As vice-president, Harris has been extremely vocal about the need for the government to tackle the potential risks from artificial intelligence. And she takes those risks seriously: in a November 2023 speech, she acknowledged that AI might “endanger the very existence of humanity”, citing “AI-formulated bioweapons” and “AI-enabled cyberattacks” as particular concerns.
In that speech, Harris said voluntary commitments on AI safety weren’t enough. “As history has shown, in the absence of regulation and strong government oversight, some technology companies choose to prioritise profit over the wellbeing of their customers, the safety of our communities, and the stability of our democracies,” she said, arguing that the US needs “legislation that strengthens AI safety without stifling innovation”.
In a statement this May, she also told the CEOs of AI companies that they have an “ethical, moral, and legal responsibility to ensure the safety and security of their products”.
Along with tackling potential catastrophic risks, Harris has also shown an interest in broadening the definition of “AI safety” to include tackling AI’s present-day harms. “To define AI safety,” she said, “we must consider and address the full spectrum of AI risk — threats to humanity as a whole, as well as threats to individuals, communities, to our institutions, and to our most vulnerable populations.”
She has also repeatedly rejected the idea that protecting the public from AI means stifling innovation, describing that as a “false choice”.

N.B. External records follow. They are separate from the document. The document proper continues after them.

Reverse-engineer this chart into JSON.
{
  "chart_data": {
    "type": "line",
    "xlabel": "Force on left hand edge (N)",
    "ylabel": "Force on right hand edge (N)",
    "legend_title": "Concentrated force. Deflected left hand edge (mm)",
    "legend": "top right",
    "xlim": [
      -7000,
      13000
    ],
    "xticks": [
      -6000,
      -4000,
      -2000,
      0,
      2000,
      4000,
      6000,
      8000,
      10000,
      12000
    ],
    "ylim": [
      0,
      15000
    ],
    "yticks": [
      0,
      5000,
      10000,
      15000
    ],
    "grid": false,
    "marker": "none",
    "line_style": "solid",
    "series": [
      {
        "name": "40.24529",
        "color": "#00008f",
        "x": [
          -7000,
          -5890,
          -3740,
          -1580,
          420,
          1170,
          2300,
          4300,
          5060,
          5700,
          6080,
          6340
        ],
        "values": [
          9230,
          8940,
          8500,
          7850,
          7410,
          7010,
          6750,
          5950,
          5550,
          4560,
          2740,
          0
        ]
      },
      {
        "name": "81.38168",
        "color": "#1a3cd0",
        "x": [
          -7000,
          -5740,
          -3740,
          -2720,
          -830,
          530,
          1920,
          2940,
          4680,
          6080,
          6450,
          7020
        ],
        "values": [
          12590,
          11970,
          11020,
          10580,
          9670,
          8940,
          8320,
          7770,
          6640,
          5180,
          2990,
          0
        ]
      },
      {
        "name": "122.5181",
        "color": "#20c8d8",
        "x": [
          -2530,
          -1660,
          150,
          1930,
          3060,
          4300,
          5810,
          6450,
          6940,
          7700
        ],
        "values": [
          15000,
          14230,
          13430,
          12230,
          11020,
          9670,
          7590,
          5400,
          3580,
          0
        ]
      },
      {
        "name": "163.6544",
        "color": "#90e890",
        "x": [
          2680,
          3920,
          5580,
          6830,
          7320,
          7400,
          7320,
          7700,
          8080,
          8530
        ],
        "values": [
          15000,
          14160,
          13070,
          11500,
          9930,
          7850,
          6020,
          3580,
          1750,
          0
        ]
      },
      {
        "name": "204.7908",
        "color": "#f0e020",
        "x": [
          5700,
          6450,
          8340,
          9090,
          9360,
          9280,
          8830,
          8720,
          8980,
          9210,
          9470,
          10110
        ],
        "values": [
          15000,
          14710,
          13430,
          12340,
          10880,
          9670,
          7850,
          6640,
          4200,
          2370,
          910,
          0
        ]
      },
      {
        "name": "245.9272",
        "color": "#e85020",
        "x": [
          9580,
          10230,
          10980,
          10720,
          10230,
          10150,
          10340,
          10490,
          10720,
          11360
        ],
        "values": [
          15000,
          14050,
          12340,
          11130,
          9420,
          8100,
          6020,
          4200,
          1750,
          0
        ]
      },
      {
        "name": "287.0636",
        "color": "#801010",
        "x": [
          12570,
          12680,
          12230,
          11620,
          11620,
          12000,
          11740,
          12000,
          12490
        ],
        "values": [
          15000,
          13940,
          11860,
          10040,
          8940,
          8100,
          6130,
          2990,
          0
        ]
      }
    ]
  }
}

Despite her tough-on-tech positions, though, Harris has close ties to the industry: perhaps unsurprising, given her previous jobs as district attorney of San Francisco, attorney general of California, and senator for California. Sheryl Sandberg, Jony Ive and Marc Benioff have donated to previous Harris campaigns, and Harris was spotted at Sean Parker’s wedding. Laurene Powell Jobs, meanwhile, once hosted a fundraiser for Harris.
Furthermore, Harris’s brother-in-law is Uber’s chief legal officer, while former Harris campaign chief Rebecca Prozan is now a Google lobbyist (where she is director of “West Region Government Affairs and Public Policy”).
Those ties do not seem to have affected Harris’s approach to AI regulation, however. And that approach is popular with voters: a large majority of both Democrats and Republicans want the US to take a “careful controlled approach” to AI.